During Tory Justice Minister Chris Grayling's flying visit to Greenhead College in Huddersfield on 14 November, sixth form Law and Politics students put him on the spot on a number of issues.
Grayling only gave us information he wanted us to hear and we had no opportunity to come back with debate. He lost uncomfortable questions in a fog of his own repetitive rhetoric.
Grayling had recently apologised for listening to MPs' phone calls from prisoners, so I asked when he was planning to apologise to the mothers of those who died in prison since he had been in office.
Grayling replied. "I would say to any mother that I am really sorry about the suicides in prison, I don't like it to happen, I don't want it to happen and I don't know why it's happening. There seems no pattern to the suicides except that there's a lot of mental health problems in prisons".
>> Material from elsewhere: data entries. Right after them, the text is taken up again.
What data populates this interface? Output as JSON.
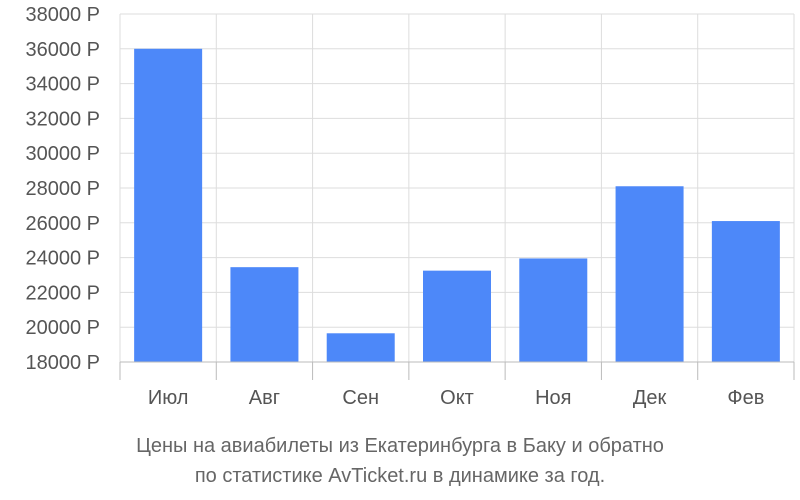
{
  "chart_data": {
    "type": "bar",
    "categories": [
      "Июл",
      "Авг",
      "Сен",
      "Окт",
      "Ноя",
      "Дек",
      "Фев"
    ],
    "values": [
      36000,
      23450,
      19650,
      23250,
      23950,
      28100,
      26100
    ],
    "ylim": [
      18000,
      38000
    ],
    "yticks": [
      "18000 Р",
      "20000 Р",
      "22000 Р",
      "24000 Р",
      "26000 Р",
      "28000 Р",
      "30000 Р",
      "32000 Р",
      "34000 Р",
      "36000 Р",
      "38000 Р"
    ],
    "ytick_values": [
      18000,
      20000,
      22000,
      24000,
      26000,
      28000,
      30000,
      32000,
      34000,
      36000,
      38000
    ],
    "grid": true,
    "bar_color": "#4d88f9"
  },
  "caption": {
    "line1": "Цены на авиабилеты из Екатеринбурга в Баку и обратно",
    "line2": "по статистике AvTicket.ru в динамике за год."
  }
}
He did not seem concerned that prison is a totally inappropriate environment for those with mental health problems although he said he wanted to "develop more specialist centres equipped to deal with mental health problems."
He said: "We have a system in place in police stations to divert people with mental health problems into the NHS rather than the criminal justice system."
Yet this still does not explain Britain's staggering amount of mentally ill people detained in prison, some of them ironically put there for their own safety rather than for committing any crime.
Linda Davidson's 21 year old son Steven, hanged himself in HMP Glen Parva after being sent there 'for his own safety' following an attempt to cut his throat. He had serious mental health problems.
Grayling said that the majority of deaths in prison are of natural causes due to an older prison population. But this whitewashed over the disgraceful increase in non-natural deaths in prisons since he's been in post. He made vague assurances to students he was making every effort to prevent prisoner deaths.
Grayling spent the whole session squirming out of questions he didn't want to answer. I asked why he denied there was a crisis in prisons when there's a catalogue of problems: a rise in assaults, prisoner self-harm, staff shortages, serious concerted acts of indiscipline etc. None of these questions would he coherently answer.
Then I asked a general question, which he definitely didn't want to answer! I said given the dominance of Etonians in Parliament would you say that class war is over and the ruling class has won?